Mas me deito, e levanto decaída, ressecada. Há tempo não sou deitada. E fui
me secando, aos poucos. Meus lábios ficaram grudados.
Este leite já esfriou. Vou jogar fora depois.
Agora. Vou jogá-lo agora. Tanta economia para nada. Economizar, reduzir,
segurar. Para quê? De que adiantou? Nada melhorava. Ia piorando. Sempre. Mesmo que
me esforçasse. Mesmo que me dedicasse. Mesmo desgastando estas mãos, este braço,
estas pernas, estas coxas. Esvaindo meu corpo para casa, filhos, obrigações,
pratos limpos, panelas brilhando, roupas limpas, dobradas, passadas, chão sem
sujeira, poeira, móveis arrumados, estantes organizadas, quartos modelo, filhos
educados, contas pagas em dia, comida quente na hora, pão francês saído do
forno da padaria, lanches aos finais de semana, sobremesas deliciosas, nunca as
mesmas porque enjoava.
Vazia a casa. Vazio armário, gavetas. Daqui alguns minutos voltam da
escola. O rádio continua na mesma estação. Abaixei o volume, estava
incomodando. Mas aqueles copos. Limpos. Algumas arranhaduras pelo constante
uso. Alguns já quebrei.
Outros foram levados. Como muitos objetos, roupas, sapatos. Algumas coisas
ainda estão ou deixou que ficassem. Retratos rasgados, ou os levou. Alguns ficaram
na minha gaveta. Os porta-retratos ficaram vazios, estão cheios de pó. A casa
está cheia de pó. Estão fazendo uma obra do outro lado da rua. Inferno. Apartamentos.
Futuros vizinhos. Novas famílias na rua. Ou não.
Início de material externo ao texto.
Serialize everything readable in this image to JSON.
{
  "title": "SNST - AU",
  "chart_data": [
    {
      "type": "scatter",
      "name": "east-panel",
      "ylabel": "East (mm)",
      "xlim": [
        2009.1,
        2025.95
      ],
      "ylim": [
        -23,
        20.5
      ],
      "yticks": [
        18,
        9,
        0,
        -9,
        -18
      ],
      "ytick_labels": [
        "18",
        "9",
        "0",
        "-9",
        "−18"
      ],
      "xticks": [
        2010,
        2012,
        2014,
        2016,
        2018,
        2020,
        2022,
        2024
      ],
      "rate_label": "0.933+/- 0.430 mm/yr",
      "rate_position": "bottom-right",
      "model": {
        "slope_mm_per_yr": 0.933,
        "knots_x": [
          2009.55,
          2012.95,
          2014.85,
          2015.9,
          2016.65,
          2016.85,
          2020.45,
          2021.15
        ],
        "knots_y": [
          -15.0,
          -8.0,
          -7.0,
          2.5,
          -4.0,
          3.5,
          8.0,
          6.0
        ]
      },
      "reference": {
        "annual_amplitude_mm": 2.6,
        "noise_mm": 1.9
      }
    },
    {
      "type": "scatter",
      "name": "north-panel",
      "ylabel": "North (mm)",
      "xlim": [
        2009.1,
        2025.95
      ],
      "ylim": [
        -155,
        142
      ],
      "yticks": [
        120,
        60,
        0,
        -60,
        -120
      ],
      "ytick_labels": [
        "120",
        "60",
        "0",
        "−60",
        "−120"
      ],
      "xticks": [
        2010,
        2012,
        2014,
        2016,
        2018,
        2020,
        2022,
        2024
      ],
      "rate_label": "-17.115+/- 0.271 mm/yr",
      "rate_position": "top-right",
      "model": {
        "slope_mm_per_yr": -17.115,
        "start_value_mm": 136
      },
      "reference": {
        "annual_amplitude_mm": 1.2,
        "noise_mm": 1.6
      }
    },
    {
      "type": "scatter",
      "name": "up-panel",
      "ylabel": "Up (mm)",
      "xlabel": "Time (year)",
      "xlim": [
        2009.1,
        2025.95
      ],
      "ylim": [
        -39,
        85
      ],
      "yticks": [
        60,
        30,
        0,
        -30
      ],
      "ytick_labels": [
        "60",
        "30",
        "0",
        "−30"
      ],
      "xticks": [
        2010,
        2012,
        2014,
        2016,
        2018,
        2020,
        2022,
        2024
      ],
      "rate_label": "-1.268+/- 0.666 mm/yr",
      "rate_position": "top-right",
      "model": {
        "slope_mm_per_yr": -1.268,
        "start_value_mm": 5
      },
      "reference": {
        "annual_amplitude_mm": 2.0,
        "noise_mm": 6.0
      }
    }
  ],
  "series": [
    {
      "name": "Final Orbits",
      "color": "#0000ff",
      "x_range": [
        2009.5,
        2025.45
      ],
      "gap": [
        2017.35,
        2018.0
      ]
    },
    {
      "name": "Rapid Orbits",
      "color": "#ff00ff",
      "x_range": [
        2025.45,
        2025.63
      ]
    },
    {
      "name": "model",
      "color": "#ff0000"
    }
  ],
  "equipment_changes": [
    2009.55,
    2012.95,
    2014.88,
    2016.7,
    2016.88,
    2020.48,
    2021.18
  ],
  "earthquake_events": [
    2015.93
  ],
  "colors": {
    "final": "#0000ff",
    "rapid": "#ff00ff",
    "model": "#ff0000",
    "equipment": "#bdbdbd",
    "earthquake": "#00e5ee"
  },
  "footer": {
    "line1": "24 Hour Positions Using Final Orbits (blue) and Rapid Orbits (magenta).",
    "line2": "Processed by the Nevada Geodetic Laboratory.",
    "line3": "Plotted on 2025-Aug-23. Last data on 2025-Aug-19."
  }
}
Mas essa tarde quis ouvir um CD que me dera de aniversário. Gosto muito
daquelas músicas, meu cantor preferido. Meu CD. Não estava na estante. Rodei todos
os cantos à procura. Ficaram alguns. Menos esse. Disse que levaria os seus CDs. Carregou o meu de
propósito. Foi com o seu dinheiro.
O leite indo, e ainda um resto branco no copo.